State Sen. Derek Kilmer, a Gig Harbor Democrat, is trying to give the UW, Washington State University and the four regional universities authority to raise tuition by as much as 14 percent per year. Kilmer has introduced a bill to move the universities away from a very restricted model that currently gives legislators much more control over annual tuition decisions than is often the case across the country.
The measure, SB 6562, has provoked good discussion. UW students, always worried about tuition hikes, have said they understand the need to maintain the quality of education at the state's premier research university and that modifications in the plan might help. A number of newspapers' editorial pages have supported the proposal, giving the university a crucial opportunity to keep alive a measure for which it had failed to build much support before the session.
Even so, in the House of Representatives, a companion measure hasn't even received a hearing. One result is that, just to keep the measure alive, Kilmer has to move the bill out of the Senate Higher Education Committee by Friday. He chairs the group, but he turned away a question about whether that means he can push the measure through this week, saying that he is just one vote.
For some, the bill doesn't go far enough to get the state out of what they see as micro-managing of higher education and to push universities in more entrepreneurial directions. Sen. Ken Jacobsen, a Seattle Democrat, has proposed giving the UW unfettered authority to raise tuition for campus building and remodeling projects. He sees overtones of a "cargo cult" in the hopes of some higher education leaders for a return to greater state support. The conservative Washington Policy Center would like four-year universities to be less dependent on taxpayer subsidies and have more control over their own finances. The center's Jason Mercier has pointed to moves in Colorado and Japan treating universities as largely self-governing enterprises.
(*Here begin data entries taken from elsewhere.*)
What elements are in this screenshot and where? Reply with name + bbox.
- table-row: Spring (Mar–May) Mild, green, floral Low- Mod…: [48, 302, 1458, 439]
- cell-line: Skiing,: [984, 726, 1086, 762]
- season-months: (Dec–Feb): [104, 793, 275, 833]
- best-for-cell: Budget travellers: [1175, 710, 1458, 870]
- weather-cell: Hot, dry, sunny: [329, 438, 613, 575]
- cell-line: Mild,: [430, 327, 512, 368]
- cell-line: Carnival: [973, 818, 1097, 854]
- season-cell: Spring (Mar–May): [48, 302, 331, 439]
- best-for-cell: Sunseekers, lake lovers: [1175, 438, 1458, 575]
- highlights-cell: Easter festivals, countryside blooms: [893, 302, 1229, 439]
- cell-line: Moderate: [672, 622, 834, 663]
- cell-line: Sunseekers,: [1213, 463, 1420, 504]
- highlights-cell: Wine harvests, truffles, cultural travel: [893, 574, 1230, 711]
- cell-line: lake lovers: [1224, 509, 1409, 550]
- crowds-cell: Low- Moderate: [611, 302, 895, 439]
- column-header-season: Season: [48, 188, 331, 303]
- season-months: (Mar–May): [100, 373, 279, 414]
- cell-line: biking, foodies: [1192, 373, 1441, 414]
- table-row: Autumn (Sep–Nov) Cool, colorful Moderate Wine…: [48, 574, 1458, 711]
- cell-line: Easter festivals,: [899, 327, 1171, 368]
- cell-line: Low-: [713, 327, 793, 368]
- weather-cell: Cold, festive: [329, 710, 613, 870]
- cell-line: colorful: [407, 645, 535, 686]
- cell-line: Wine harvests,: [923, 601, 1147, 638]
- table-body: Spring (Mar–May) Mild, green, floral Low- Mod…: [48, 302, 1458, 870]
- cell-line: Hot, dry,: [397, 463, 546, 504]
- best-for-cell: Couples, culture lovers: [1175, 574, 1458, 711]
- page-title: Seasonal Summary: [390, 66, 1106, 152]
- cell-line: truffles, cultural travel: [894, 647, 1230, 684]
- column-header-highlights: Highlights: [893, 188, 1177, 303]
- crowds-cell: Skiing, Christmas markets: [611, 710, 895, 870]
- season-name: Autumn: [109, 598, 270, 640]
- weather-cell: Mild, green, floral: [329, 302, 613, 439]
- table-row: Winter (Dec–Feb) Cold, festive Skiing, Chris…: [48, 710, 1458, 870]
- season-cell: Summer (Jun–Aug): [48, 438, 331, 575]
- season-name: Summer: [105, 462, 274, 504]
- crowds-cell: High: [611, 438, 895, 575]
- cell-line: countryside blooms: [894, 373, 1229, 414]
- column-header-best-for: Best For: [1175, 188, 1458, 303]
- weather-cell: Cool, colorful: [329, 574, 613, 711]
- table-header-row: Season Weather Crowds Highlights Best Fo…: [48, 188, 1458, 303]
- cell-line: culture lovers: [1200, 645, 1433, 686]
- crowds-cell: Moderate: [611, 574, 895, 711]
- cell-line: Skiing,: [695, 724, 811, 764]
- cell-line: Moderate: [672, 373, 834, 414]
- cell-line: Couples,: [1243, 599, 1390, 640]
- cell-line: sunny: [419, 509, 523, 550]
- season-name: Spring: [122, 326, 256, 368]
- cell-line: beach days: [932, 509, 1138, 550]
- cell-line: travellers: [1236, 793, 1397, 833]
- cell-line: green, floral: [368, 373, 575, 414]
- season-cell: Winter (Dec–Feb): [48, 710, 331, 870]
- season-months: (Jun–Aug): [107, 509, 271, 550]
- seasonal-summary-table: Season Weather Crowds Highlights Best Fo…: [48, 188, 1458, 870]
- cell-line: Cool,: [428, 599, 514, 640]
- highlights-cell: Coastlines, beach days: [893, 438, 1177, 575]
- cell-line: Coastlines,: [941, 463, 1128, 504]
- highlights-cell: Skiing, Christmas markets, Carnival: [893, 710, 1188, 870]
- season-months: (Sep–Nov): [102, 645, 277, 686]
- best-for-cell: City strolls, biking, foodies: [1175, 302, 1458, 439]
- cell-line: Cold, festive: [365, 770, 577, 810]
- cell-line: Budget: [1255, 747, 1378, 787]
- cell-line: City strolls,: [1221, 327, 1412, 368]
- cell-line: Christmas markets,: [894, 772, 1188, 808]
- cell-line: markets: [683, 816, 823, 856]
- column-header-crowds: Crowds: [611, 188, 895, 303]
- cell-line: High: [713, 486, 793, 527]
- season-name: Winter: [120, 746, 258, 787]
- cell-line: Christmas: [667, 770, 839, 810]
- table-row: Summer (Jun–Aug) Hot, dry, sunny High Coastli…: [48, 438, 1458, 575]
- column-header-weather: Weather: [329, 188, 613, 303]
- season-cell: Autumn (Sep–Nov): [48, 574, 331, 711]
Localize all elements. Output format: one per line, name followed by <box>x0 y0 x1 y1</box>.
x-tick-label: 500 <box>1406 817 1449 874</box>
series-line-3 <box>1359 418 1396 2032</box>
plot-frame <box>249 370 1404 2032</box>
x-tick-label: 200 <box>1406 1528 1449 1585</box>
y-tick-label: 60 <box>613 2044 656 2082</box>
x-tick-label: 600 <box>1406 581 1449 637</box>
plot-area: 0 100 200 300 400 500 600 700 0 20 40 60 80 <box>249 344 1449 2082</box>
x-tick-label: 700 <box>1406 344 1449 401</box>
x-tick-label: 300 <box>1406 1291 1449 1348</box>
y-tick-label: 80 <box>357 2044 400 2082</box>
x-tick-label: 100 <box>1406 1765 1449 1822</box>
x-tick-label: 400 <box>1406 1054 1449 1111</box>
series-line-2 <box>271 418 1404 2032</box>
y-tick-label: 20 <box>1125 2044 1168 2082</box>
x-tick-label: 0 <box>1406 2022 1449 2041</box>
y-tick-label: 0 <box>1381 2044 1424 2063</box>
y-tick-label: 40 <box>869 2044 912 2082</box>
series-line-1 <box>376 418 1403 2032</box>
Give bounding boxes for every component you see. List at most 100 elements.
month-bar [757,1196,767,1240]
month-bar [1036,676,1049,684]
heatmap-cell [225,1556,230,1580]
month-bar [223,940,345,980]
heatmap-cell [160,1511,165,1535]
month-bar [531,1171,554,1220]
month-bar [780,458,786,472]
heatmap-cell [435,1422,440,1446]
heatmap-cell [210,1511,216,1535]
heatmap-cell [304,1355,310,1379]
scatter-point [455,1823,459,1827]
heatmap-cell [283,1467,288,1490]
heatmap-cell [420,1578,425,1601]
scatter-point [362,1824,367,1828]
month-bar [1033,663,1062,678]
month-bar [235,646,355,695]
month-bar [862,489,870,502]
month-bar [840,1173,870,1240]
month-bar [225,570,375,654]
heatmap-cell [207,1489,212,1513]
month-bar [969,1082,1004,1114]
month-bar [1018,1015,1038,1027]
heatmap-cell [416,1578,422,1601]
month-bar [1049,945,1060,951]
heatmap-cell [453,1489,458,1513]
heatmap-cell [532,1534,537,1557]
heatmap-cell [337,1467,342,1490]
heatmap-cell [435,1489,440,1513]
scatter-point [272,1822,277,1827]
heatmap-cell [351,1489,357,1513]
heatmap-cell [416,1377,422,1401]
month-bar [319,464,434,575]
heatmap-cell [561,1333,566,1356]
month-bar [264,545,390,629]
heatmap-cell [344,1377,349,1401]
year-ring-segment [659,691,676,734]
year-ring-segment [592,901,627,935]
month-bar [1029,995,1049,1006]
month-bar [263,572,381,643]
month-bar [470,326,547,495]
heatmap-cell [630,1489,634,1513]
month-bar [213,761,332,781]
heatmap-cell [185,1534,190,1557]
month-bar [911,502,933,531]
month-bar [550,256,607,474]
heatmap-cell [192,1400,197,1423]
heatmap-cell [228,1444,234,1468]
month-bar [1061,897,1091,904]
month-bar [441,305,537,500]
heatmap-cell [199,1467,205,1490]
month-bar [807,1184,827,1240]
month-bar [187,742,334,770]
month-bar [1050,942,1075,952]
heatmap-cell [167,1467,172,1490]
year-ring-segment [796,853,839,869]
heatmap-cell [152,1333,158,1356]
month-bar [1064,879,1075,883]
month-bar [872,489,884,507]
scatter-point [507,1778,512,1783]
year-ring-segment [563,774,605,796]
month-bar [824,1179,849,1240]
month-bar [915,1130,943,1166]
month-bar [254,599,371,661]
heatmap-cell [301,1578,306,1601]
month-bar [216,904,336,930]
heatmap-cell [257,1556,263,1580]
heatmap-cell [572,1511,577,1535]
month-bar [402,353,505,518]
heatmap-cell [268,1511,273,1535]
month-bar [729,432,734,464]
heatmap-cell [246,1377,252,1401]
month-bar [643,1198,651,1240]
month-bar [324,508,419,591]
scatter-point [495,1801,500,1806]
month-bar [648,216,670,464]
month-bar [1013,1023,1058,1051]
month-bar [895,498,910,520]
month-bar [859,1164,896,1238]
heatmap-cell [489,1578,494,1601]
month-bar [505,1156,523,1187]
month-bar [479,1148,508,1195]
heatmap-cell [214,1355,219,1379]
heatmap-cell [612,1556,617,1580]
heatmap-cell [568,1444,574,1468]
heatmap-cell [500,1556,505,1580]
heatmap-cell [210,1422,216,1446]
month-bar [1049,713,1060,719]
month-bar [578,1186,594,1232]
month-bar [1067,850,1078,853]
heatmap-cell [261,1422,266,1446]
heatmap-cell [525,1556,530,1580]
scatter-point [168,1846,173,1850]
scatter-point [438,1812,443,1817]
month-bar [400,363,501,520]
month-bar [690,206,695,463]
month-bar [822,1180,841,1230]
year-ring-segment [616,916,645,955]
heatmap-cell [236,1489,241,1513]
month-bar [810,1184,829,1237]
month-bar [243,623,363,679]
For many others, approaches like those would shortchange or violate what they see as important principles of state support for higher education. They want Olympia to recognize that, while a college degree has measurable private benefits, the advantages to the state of a well-educated citizenry are possibly even greater. They point to research saying well-educated people are more engaged in their communities, and that a high level of education in the workforce helps build a competitive economy.
While it would be a departure for the state and has raised concerns among some of the universities, Kilmer's bill isn't radical at all. The senator (who figures he may be the only legislator still paying off a college loan) said he wants to make sure any changes keep four-year educations affordable and accessible, and that the legislature doesn't accelerate the state's tendency to squeeze down its share of the financing for higher education over recent decades.
Kilmer would certainly give universities more flexibility, but within clear boundaries. He would place both long-term and annual limits on the size of tuition increases (no more than 14 percent a year) and require the universities to negotiate performance agreements with the state on such measures as cost efficiencies, cooperation with community colleges in taking their graduates, and producing four-year degrees, an area in which Washington has lagged badly for years.
Under Kilmer's bill, the UW also would have to keep tuition at no greater than the 75th percentile of the major universities to which the school regularly compares itself. That's one of the areas in which UW students have taken a surprisingly accommodating attitude. They don't reject the concept, but suggest that tuition should be no higher than the 50th percentile.